Resources mirror field realities: vehicles for rural traversal in dispersed Virgin Islands farms, durable materials resistant to humidity, and software for tracking attendance across Georgia counties. Budgeting follows allowable costs under 2 CFR Part 200, the Uniform Guidance standardizing federal grant procurement and financial management. Operations trap arises from underestimating travelrural distances inflate expenses, requiring prior route mapping.
Distinguishing SARE from direct aid like Pell Federal Grant or FSEOG Grant, which target individual enrollment, education operations fund collective training rather than grants for college tuition. Similarly, while graduate studies scholarships and graduate education scholarships support advanced degrees, SARE emphasizes practitioner upskilling. SEOG Grant and federal SEOG Grant operate via institutions for need-based aid, contrasting SARE's project-specific outreach.
Risk Management and Performance Measurement in Education Operations
Risks loom in eligibility: proposals weak on operational detaile.g., vague dissemination plansface rejection, as reviewers seek evidence of reach like past workshop metrics. Compliance traps include misclassifying outreach as research costs, violating 2 CFR Part 200 segregation rules, or neglecting accessibility for diverse participants. What is NOT funded: standalone scholarships resembling study abroad scholarships, administrative overhead beyond 15-20%, or activities outside sustainable agriculture themes. Barriers hit smaller operators lacking grant management systems, compounded by competition from established extensions.
Measurement hinges on outcomes proving knowledge transfer and behavior change. Required KPIs encompass participant numbers (target 200+ per project), pre/post-test score improvements indicating comprehension, and adoption rates (e.g., 30% of attendees implementing a practice within a year). Reporting mandates quarterly progress via SARE portals, detailing milestones like sessions held, plus a final report linking outputs to impacts such as reduced input use. Tools include logic models mapping activities to long-term regional benefits, ensuring accountability.
Operational resilience demands contingency planning, such as backup virtual formats for weather disruptions, to meet these benchmarks.
Q: How does the operational workflow for education applicants differ from higher-education focused ones? A: Education operations prioritize hands-on farmer training aligned with growing seasons, unlike higher-education subdomains emphasizing classroom curricula or graduate studies scholarships, focusing instead on immediate field application without degree credits.

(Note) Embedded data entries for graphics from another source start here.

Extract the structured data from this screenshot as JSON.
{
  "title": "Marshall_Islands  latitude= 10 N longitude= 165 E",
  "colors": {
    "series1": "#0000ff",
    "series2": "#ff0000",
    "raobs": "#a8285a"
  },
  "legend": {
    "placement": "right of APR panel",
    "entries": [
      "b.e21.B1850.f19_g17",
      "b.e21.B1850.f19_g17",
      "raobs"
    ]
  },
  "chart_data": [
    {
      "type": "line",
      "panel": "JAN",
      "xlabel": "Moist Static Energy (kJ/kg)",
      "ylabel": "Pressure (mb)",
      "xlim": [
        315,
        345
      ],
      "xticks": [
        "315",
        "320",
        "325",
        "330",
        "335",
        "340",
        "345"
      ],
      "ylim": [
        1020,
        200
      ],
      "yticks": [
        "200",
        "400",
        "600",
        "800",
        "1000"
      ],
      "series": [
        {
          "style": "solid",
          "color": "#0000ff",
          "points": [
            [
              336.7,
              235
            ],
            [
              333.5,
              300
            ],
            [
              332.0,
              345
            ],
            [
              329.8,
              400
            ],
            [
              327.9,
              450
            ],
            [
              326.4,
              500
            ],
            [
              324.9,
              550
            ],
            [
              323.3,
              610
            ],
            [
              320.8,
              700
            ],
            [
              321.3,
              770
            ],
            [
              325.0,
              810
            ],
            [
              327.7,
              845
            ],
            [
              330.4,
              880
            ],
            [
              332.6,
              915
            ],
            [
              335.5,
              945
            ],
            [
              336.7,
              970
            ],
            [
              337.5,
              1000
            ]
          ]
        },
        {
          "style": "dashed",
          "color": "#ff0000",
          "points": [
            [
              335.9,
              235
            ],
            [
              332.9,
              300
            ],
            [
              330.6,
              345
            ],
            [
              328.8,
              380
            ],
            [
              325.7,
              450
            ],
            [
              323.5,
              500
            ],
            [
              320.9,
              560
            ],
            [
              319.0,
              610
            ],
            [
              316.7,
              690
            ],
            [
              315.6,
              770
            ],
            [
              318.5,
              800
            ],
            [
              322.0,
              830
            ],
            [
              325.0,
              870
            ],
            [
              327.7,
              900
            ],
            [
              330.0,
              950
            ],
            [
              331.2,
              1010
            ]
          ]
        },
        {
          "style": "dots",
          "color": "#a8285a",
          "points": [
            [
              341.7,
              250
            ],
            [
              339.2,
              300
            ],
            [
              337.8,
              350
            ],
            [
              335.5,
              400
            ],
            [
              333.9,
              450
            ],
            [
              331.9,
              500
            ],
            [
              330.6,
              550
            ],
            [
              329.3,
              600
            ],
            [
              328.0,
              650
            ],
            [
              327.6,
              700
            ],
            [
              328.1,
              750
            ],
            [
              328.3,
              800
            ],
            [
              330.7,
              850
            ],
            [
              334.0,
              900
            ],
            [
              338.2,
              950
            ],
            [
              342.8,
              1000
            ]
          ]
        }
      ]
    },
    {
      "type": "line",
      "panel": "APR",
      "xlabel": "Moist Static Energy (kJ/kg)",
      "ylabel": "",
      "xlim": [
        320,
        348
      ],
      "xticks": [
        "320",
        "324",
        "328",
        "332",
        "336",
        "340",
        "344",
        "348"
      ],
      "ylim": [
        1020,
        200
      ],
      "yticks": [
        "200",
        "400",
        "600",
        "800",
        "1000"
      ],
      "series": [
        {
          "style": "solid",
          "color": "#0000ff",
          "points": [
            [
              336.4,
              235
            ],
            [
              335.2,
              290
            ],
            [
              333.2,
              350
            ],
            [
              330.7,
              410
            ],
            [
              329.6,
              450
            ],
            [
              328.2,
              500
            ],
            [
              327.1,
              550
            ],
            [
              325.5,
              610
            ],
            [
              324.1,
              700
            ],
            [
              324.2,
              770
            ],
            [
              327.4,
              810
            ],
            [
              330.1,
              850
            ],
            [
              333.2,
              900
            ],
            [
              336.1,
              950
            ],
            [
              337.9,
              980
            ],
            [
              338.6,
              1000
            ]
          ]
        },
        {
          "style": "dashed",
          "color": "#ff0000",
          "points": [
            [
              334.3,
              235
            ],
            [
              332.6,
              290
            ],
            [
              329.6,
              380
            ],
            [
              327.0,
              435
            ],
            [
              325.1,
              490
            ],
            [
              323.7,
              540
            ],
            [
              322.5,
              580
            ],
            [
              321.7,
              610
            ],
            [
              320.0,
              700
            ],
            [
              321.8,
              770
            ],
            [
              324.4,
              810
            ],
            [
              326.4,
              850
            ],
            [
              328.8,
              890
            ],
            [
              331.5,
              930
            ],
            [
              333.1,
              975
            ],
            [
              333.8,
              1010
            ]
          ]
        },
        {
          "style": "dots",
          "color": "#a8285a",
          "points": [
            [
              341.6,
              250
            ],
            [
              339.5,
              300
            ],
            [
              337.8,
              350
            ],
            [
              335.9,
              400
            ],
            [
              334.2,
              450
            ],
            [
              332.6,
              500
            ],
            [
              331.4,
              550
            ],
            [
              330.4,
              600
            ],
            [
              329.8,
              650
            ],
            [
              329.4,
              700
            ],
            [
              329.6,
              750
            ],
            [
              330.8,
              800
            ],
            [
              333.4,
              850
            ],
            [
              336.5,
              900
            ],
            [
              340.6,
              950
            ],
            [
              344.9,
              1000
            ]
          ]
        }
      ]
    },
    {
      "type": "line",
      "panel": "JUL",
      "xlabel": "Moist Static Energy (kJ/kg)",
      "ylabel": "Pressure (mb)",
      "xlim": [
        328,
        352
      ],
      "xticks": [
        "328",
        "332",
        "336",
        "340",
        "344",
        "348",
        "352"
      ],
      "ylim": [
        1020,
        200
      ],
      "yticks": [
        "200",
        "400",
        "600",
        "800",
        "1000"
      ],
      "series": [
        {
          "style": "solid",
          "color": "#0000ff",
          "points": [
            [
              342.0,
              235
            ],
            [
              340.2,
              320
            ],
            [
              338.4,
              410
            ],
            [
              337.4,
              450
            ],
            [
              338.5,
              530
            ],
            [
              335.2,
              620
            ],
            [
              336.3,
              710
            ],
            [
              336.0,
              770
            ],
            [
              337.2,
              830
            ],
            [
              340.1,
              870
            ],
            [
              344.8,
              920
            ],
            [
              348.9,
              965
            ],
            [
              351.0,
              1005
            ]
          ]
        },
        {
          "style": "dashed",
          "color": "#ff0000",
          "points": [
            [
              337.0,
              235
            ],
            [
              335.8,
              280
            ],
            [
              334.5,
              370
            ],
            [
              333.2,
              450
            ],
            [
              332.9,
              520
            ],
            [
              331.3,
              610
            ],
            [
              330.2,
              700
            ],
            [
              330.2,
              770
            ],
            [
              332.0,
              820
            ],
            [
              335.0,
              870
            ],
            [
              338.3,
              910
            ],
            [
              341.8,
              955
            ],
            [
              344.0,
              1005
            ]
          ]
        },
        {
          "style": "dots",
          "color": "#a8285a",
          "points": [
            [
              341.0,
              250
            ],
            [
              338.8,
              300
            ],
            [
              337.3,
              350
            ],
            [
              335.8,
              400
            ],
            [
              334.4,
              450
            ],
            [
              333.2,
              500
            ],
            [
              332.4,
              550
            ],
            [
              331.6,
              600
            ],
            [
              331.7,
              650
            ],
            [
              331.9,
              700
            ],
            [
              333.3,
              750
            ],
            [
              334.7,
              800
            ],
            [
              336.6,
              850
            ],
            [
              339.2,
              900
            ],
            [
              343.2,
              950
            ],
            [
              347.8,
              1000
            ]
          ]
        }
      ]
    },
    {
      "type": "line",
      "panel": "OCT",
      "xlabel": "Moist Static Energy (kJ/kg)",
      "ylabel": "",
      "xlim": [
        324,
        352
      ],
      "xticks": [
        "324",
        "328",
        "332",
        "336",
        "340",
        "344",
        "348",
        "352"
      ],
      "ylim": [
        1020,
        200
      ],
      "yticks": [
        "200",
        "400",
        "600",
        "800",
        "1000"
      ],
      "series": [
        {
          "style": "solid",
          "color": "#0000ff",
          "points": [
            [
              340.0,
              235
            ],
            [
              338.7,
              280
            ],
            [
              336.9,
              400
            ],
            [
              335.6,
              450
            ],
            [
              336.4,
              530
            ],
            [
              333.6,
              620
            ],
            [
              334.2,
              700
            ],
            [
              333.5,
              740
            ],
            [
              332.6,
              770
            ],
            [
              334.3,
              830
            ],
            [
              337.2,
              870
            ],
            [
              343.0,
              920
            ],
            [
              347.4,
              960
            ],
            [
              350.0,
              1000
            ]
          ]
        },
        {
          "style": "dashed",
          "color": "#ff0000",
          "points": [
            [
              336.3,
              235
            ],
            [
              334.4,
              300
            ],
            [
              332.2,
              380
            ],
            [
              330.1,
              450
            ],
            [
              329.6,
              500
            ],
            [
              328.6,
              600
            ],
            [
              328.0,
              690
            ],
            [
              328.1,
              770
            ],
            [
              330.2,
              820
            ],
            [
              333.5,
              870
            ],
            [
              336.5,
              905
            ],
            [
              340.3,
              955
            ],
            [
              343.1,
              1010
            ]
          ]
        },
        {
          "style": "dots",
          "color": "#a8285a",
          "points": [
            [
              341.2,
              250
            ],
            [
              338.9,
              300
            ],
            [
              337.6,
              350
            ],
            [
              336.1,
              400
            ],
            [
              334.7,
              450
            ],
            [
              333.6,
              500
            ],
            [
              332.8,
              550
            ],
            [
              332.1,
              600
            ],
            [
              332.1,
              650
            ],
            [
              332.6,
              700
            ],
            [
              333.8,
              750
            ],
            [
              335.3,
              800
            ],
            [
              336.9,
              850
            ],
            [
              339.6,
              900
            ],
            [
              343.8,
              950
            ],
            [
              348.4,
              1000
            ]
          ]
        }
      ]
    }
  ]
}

Q: What specific staffing licensing applies to education delivery under SARE? A: Teams require specialists like Certified Crop Advisers for technical content, distinct from general teaching credentials; this ensures credibility in topics like pest management, unlike administrative roles in FSEOG grant or SEOG grant processing.
Q: Can SARE education operations fund elements like Pell Federal Grant equivalents or study abroad scholarships? A: No, funds support outreach logistics and materials, not direct student aid like Pell Federal Grant, federal supplemental education opportunity grants, or study abroad scholarships; distinguish by budgeting under 2 CFR Part 200 for group events only.